Muğla / Datça - Muğla'nın Datça İlçesi'ne bağlı Hızırşah Köyü'nde, Hacı Bektaş Veli Anadolu Kültür Vakfı tarafından bu yıl ikincisi düzenlenen şenlikte Aleviler'in sorunları ele alındı.
Muğla'nın Datça İlçesi'ne bağlı Hızırşah Köyü'nde, Hacı Bektaş Veli Anadolu Kültür Vakfı tarafından bu yıl ikincisi düzenlenen şenlikte Aleviler'in sorunları ele alındı. Hacı Bektaş Veli Anadolu Kültür Vakfı Genel Başkanı Ercan Geçmez, "Türkiye'nin daha düzgün ve daha barışık yaşayabilmesi için Alevi kültürüne ihtiyacı vardır" dedi.
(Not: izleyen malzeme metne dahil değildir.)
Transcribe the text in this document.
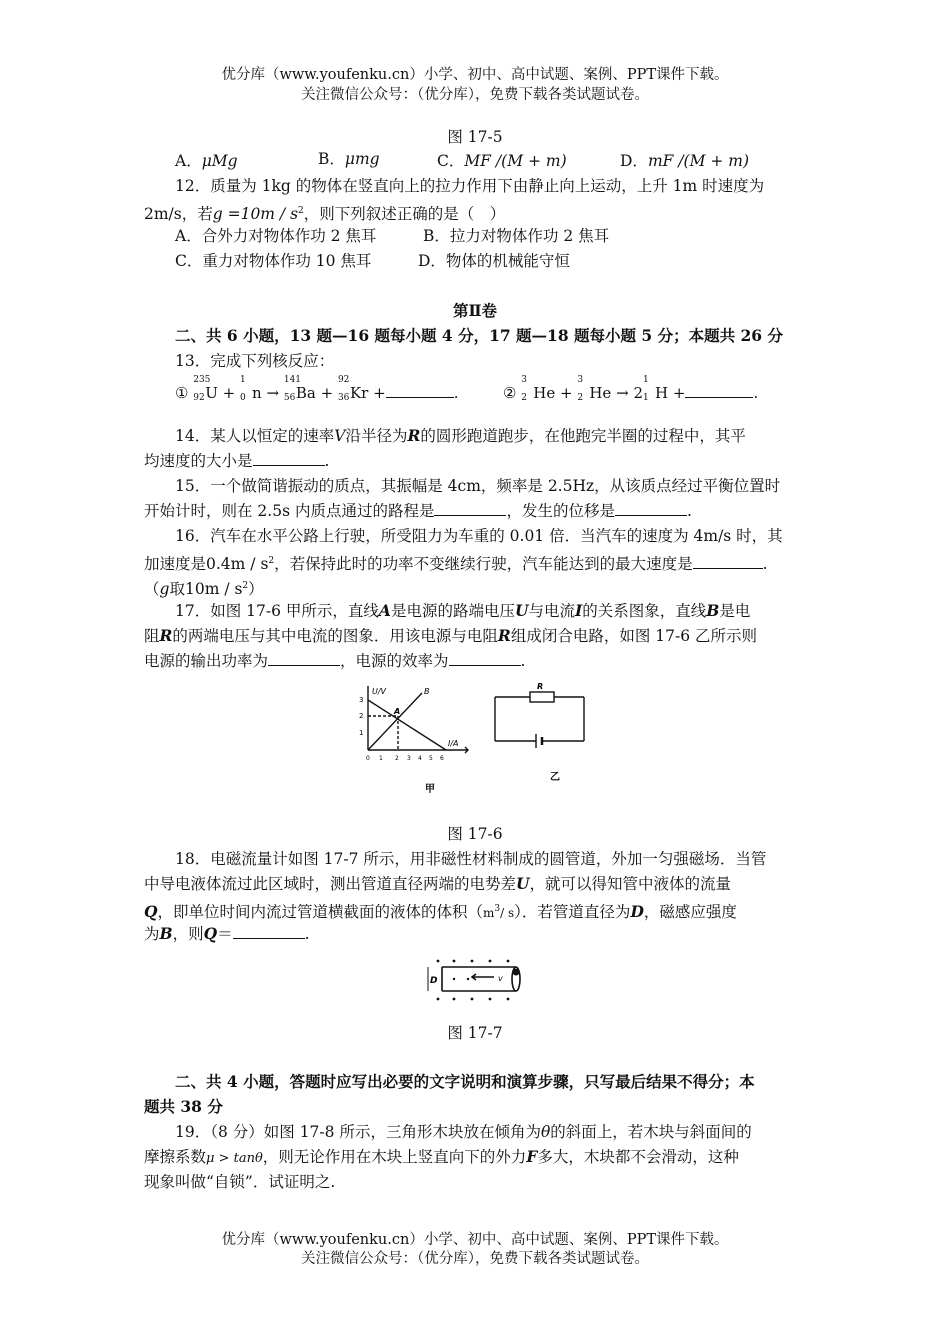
优分库（www.youfenku.cn）小学、初中、高中试题、案例、PPT课件下载。
关注微信公众号：（优分库），免费下载各类试题试卷。
图 17-5
A．μMg	B．μmg	C．MF /(M + m)	D．mF /(M + m)
12．质量为 1kg 的物体在竖直向上的拉力作用下由静止向上运动，上升 1m 时速度为
2m/s，若$g =10m / s^2$，则下列叙述正确的是（　）
A．合外力对物体作功 2 焦耳	B．拉力对物体作功 2 焦耳
C．重力对物体作功 10 焦耳	D．物体的机械能守恒
第Ⅱ卷
二、共 6 小题，13 题—16 题每小题 4 分，17 题—18 题每小题 5 分；本题共 26 分
13．完成下列核反应：
①
235
92 U +
1
0 n →
141
56 Ba +
92
36 Kr +	.	②
3
2 He +
3
2 He → 2
1
1 H +	.
14．某人以恒定的速率V沿半径为R的圆形跑道跑步，在他跑完半圈的过程中，其平
均速度的大小是	.
15．一个做简谐振动的质点，其振幅是 4cm，频率是 2.5Hz，从该质点经过平衡位置时
开始计时，则在 2.5s 内质点通过的路程是	，发生的位移是	.
16．汽车在水平公路上行驶，所受阻力为车重的 0.01 倍．当汽车的速度为 4m/s 时，其
加速度是$0.4m / s^2$，若保持此时的功率不变继续行驶，汽车能达到的最大速度是	.
（g取$10m / s^2$）
17．如图 17-6 甲所示，直线A是电源的路端电压U与电流I的关系图象，直线B是电
阻R的两端电压与其中电流的图象．用该电源与电阻R组成闭合电路，如图 17-6 乙所示则
电源的输出功率为	，电源的效率为	.
U/V	B
A
I/A
3
2
1
0 1 2 3 4 5 6
甲
R
乙
图 17-6
18．电磁流量计如图 17-7 所示，用非磁性材料制成的圆管道，外加一匀强磁场．当管
中导电液体流过此区域时，测出管道直径两端的电势差U，就可以得知管中液体的流量
Q，即单位时间内流过管道横截面的液体的体积（$m^3/$ s）．若管道直径为D，磁感应强度
为B，则Q＝	.
D	v
图 17-7
二、共 4 小题，答题时应写出必要的文字说明和演算步骤，只写最后结果不得分；本
题共 38 分
19．（8 分）如图 17-8 所示，三角形木块放在倾角为θ的斜面上，若木块与斜面间的
摩擦系数μ > tanθ，则无论作用在木块上竖直向下的外力F多大，木块都不会滑动，这种
现象叫做“自锁”．试证明之.
优分库（www.youfenku.cn）小学、初中、高中试题、案例、PPT课件下载。
关注微信公众号：（优分库），免费下载各类试题试卷。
Kültür ve Turizm Bakanlığı ile Datça Belediyesi'nin de katkılarıyla düzenlenen şenliğe, Hacı Bektaş Veli Anadolu Kültür Vakfı Genel Başkanı Ercan Geçmez ve çok sayıda davetli katıldı.
Şenliğin açılış konuşmasını yapan Geçmez, hükümetin çağrısı ile düzenlenen çalıştayları ağır bir dille eleştirdi. Alevi çalıştaylarının Aleviler adına kötü bir sınav olduğuna değinen Geçmez, "Beş Yıldızlı otellerde dört gün beş gün tatil yapıp, onun keyfini çıkartmaya çalıştılar. Bu yol keyif yolu değildir. Herkes bilsin ki, bu yol kıldan ince, kılıçtan keskindir" dedi.
Aleviler'in Selçuklu ve Osmanlı döneminden beri zulme uğradığını iddia eden Geçmez, şunları söyledi:
"İnancımızın dilini dahi bize unutturdular. Başka bir dille konuşmamızı, selam vermemizi, çocuğumuzu yetiştirmeyi öğretmeye çalıştılar. Ama başaramadılar. Kellerimizi aldılar, canlı canlı yaktılar, katliama uğrattılar. Ama halen Aleviler, 'Yolumuz Ali yoludur, Kabemiz insandır' diyorlar. Türkiye'nin daha düzgün ve daha barışık yaşayabilmesi için Alevi kültürüne ihtiyacı vardır. Bizim için insanın doğduğu yer, konuştuğu dil, inandığı değerler çok önemlidir. Onları asimile etmek bizim görevimiz değildir. 'Aslonan insandır' deriz. ve ondandır ki düşmanımızın dahi insan olduğunu unutmayız. Bu ülkede birbirimizi düşman etmeye çalıştılar. Kiminin dininden ötürü ötekileştirilmeye çalışıldı. Kimi dilinden ötürü, kimi siyasi değerinden ötürü. Ama sonuçta bizi düşman edenler kendi çıkarları, gelecekleri ile ilgili ciddi imparatorluklar kurarlarken, yine ezilen biz olduk. Yine ölenler öldürülenler bizim çocuklarımızdı. "
Konuşmasında Aleviler'e de seslenen Geçmez, "Birbirimizi anlamayız. Bir Alevi'nin inancı ne kadar kıymetli ise bir Sünni'nin inancı da Alevi'nin gözünde o kadar kıymetli olmalıdır" dedi.
Alevi örgütleri olarak hükümete sorunları çok net bir şekilde aktardıklarına da değinen Geçmez, "Biz 'Aleviler'in ibadethanesi cemevidir' dediğimizde, 'Siz İslam'ı mı bölmek istiyorsunuz? İslam'ın tek ibadethanesi camidir' diyerek bizi bölücülükle suçladılar. Oysa ki özgürlükçü olduğunu söyleyen hükümet, hak gasplarına karşı Avrupa'da sürekli konuşan Başbakanımız, 'Asimilasyon insanlık suçudur' diyen, Almanya'da Türk çocuklarının Türkçe eğitimi verilmemesinden ötürü, Alman Başbakanı Markel'e o gün, 'İnsanlık suçudur' diyen Başbakanımız, Türkiye'de Aleviler'in din ve diyanetle ilgili isteklerini bölücülük ve teröristlik olarak nitelendiriliyor" diye konuştu.